Клоун Шалимар поначалу отказался от услуг официально назначенного защитника, однако потом согласился. За его дело взялась команда Уильяма Т. Тиллермана, известного своей склонностью защищать провальные дела, виртуоза судейских шоу, неторопливого и тучного, напоминавшего Чарлза Лоутона в «Свидетеле обвинения». Впервые он проявил себя как выдающийся юрист будучи младшим членом команды защиты на процессе некоего Ричарда Рамиреса, прозванного Ночным Татем. Ему приписывали роль «тайной руки», которая определила стратегию защиты в нашумевшем деле братьев Менендес, хотя официально он в команде не значился. (Эрик и Лайл Менендесы сидели в том же блоке за номером семь-ноль-ноль-ноль, что и клоун Шалимар; там же, только чуть позже, предстояло провести немало времени бывшей звезде футбола Джеймсу Симпсону.) Когда по адресу Бушет-стрит, 441 на имя Шалимара одно за другим стали приходить письма от осиротевшей дочери Макса Офалса, то именно Тиллерман усмотрел связь между ними и будто бы преследовавшей его подзащитного по ночам женщиной-демоном, после чего выработал основную линию защиты на процессе, впоследствии ставшем широко известном как «дело о колдовстве».
Когда на клоуна Шалимара обрушился вал писем, администрация тюрьмы и адвокат вначале осведомились, хочет ли он читать их, а затем Тиллерман настоятельно посоветовал ему ни в коем случае на них не отвечать.
— Это письма от моей падчерицы, я обязан знать, чего она хочет, — ответил заключенный, причем Тиллерман отметил про себя, что по-английски Шалимар говорил хотя и с сильным акцентом, но вполне грамотно. — Что же касается ответных писем, — продолжал Шалимар, — то в этом нет необходимости. На ее вопрос нет и не может быть ответа.
Тюремные колеса вращались медленно, и письма доходили до адресата с задержкой на две-три недели, но для клоуна Шалимара это не имело значения: получив самое первое письмо, он моментально идентифицировал его автора как женщину-
После того как было взорвано здание Международного торгового центра в Нью-Йорке (спустя восемь лет об этом будут вспоминать как о первом теракте такого масштаба), Шалимар, сидя за столом напротив своего адвоката в провонявшей комнате для свиданий, высказал опасения по поводу своей безопасности.

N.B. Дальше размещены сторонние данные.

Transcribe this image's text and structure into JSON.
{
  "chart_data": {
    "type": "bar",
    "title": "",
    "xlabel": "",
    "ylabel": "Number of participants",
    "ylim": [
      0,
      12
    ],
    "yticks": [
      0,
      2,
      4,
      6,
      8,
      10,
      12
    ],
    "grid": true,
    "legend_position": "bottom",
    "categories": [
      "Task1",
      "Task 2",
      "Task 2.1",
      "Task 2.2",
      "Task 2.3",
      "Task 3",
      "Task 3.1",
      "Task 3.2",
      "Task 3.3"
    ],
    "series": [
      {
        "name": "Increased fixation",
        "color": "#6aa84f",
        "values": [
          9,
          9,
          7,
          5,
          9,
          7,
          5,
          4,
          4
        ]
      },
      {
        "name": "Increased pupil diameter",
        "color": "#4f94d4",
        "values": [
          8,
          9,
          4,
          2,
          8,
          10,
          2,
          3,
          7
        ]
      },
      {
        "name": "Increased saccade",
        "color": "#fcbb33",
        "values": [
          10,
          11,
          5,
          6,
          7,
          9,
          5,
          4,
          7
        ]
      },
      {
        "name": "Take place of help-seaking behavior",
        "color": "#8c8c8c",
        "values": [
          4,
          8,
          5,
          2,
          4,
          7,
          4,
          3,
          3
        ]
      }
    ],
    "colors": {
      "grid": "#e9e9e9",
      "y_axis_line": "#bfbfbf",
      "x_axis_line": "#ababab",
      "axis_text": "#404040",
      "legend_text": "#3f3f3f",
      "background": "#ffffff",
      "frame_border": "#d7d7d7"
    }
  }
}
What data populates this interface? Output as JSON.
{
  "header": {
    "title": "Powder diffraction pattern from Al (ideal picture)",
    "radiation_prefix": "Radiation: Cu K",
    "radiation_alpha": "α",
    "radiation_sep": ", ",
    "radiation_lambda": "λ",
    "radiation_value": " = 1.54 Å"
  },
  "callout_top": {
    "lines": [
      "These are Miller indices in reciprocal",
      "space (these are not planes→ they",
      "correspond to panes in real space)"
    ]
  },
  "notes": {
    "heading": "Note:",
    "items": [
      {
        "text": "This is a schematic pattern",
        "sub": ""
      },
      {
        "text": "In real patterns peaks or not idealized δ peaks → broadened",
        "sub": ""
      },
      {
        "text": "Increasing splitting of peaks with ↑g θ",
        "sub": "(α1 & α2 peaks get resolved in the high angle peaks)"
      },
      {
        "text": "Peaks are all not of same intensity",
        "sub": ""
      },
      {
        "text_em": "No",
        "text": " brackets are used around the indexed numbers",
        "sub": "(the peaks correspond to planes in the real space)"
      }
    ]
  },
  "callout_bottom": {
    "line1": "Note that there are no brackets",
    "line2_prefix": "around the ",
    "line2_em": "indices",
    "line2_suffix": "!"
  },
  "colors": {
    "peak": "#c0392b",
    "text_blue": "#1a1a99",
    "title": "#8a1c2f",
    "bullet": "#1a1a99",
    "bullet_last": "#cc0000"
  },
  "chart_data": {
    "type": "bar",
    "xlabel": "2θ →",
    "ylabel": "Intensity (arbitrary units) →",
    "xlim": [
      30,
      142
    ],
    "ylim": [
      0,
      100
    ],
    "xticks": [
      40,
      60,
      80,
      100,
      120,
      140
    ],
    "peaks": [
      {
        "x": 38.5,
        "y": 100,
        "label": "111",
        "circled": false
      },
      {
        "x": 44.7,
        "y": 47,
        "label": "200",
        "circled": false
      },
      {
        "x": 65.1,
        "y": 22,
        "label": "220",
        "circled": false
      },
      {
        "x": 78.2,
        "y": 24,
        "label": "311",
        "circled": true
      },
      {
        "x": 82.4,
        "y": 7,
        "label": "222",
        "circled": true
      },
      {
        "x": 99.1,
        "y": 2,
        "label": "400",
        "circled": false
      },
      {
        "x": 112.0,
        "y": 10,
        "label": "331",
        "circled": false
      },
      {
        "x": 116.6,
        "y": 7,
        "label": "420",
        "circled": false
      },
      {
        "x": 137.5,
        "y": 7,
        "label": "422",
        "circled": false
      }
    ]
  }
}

— Дело в том, — сказал он, — что даже в таком строго охраняемом месте одиночного заключения, как этот блок, мое положение как мусульманина, обвиненного в терроризме, стало очень опасным.
Ради встречи с Тиллерманом клоун Шалимар приоделся, как мог при данных обстоятельствах: он был в тюремных синих джинсах, в тюремной же холщовой куртке и шапочке. На стене красовались две надписи. Одна гласила: «Разрешается только держать за руку», и вторая: «При встрече: 1 (один) поцелуй + 1 (одно) объятие; перед уходом: 1 (один) поцелуй + 1 (одно) объятие». К нему это отношения не имело. Избегая смотреть в глаза адвокату, он говорил почти шепотом, иногда запинаясь, но в целом на вполне сносном английском.
Люди в тюрьме погибали каждый день. Шериф винил во всем урезанный бюджет, только от его слов легче никому не становилось. Осужденный за убийство узник умудрился ночью каким-то образом выйти в коридор и убить другого заключенного, который на суде дал против него показания, хотя камера того находилась на другом этаже. Остальные обитатели тюрьмы числом шесть тысяч по команде местных мафиози сделали вид, будто ничего не видели и не слышали. Вести о подобных событиях доходили и до Шалимара в его блоке семь-ноль-ноль-ноль. Член корейской банды получил тридцать ножевых ударов, а потом его засунули в тележку с грязным бельем; труп обнаружили спустя шестнадцать часов, когда тележка стала вонять. Заключенного, убившего жену, забили насмерть. Двести человек приняли участие в драке, завязавшейся из-за пользования платным телефоном. Во время потасовки одному из заключенных нанесли двенадцать ударов ножом. Не исключено, что теперь, после событий на Манхэттене, какой-нибудь охранник «забудет» запереть двери в блок семь-ноль-ноль-ноль и в одну распрекрасную ночь некий горилла, именующий себя Сладким Пирожком с Медом, Златовлаской Али, Великим Лосем, Худышкой из Вирджинии, Малышом Киско или Гангстером Старой Долины, даст волю своему патриотическому американскому гневу. Тиллерман дернул плечом.
— Ладно, я подниму этот вопрос, — сказал он, а затем, подавшись вперед, доверительно попросил: — Расскажи мне об этой девушке.